Laura Kahn teaches an online course with Coursera. The title of the course is 'Bats, Ducks, and Pandemics: An Introduction to One Health Policy'

===Author===
- 2020 - Who's in Charge?: Leadership during Epidemics, Bioterror Attacks, and Other Public Health Crises, 2nd Edition (Praeger Security International) 2nd Edition
- 2016 - One Health and the Politics of Antimicrobial Resistance, was published by Johns Hopkins University Press; This book researches Zoonoses infectious diseases. Zoonoses Diseases such as COVID19 (coronavirus), SARS, and mad cow diseases that originate from animals that spread to human.
- 2014 - Co-authored "Confronting Emerging Zoonoses: The One Health Paradigm"* 2009 -Laura Kahn, Who's In Charge?: Leadership during Epidemics, Bioterror Attacks, and Other Public Health Crises 1st edition

Kahn argues that an imminent threat to the public health, such as the global H1N1/swine flu outbreak, is no time for a muddled chain of command and contradictory decision-making. "Who's In Charge?" explores the crucial relationships between political leaders, public health officials, journalists, and others to see why leadership problems occur during public health emergencies.

===Interests===
- Global Sustainability
- Food safety
- Food security
- Antimicrobial resistance
- Emerging infectious disease
- Climate change
- Vector (epidemiology)
- Human animal and environmental health (i.e.
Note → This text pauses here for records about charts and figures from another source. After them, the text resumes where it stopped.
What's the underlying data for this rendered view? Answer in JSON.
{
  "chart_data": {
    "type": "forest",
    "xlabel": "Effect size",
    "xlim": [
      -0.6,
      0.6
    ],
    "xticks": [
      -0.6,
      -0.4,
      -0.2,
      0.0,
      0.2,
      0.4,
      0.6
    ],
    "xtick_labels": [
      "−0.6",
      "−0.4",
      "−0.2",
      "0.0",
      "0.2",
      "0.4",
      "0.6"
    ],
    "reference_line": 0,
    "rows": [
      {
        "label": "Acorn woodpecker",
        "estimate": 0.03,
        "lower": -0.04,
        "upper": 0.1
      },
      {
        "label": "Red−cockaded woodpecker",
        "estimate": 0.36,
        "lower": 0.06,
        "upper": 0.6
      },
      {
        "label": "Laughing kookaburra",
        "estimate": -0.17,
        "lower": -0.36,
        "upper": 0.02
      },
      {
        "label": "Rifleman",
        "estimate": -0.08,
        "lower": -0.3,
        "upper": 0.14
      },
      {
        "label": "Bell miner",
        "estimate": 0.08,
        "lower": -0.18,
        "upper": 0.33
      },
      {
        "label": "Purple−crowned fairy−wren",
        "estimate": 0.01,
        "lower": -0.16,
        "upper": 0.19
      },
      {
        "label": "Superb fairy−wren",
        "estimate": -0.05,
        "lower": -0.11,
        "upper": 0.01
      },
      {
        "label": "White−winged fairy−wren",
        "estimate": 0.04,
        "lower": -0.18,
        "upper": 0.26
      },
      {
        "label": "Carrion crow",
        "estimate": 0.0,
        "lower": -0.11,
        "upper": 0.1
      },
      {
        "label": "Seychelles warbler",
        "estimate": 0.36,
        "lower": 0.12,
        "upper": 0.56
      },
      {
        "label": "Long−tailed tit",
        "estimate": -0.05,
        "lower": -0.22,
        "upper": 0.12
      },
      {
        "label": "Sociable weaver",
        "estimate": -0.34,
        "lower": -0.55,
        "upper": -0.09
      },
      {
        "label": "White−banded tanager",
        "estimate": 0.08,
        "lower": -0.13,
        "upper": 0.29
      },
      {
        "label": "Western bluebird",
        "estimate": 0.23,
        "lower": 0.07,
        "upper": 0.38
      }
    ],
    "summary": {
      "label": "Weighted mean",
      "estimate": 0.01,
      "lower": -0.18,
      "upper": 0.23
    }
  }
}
One Health)
- Leadership during epidemics and public health crises

===Volunteer===
2000 to 2016; volunteer serving with the Princeton Board of Health. The Board meets to review; (updated data, and public health issues). It makes recommendations and policies. They assist health officers in an event of a serious outbreak with influenza, etc. with response plans and policies.

==Awards==
Her course "Hogs, Bats, and Ebola: An Introduction to One Health policy," was awarded by Princeton University for Innovation in Undergraduate Education
In 2010, Kahn was given the American Veterinary Epidemiology Society (AVES) award and given an honorary diploma for One Health
In 2014, Presidential Award for Meritorious Service from the American Association of Public Health Physicians
In 2016, the American Veterinary Epidemiology Society (AVES) the K.F. Meyer-James H. Steele Gold Head Cane Award.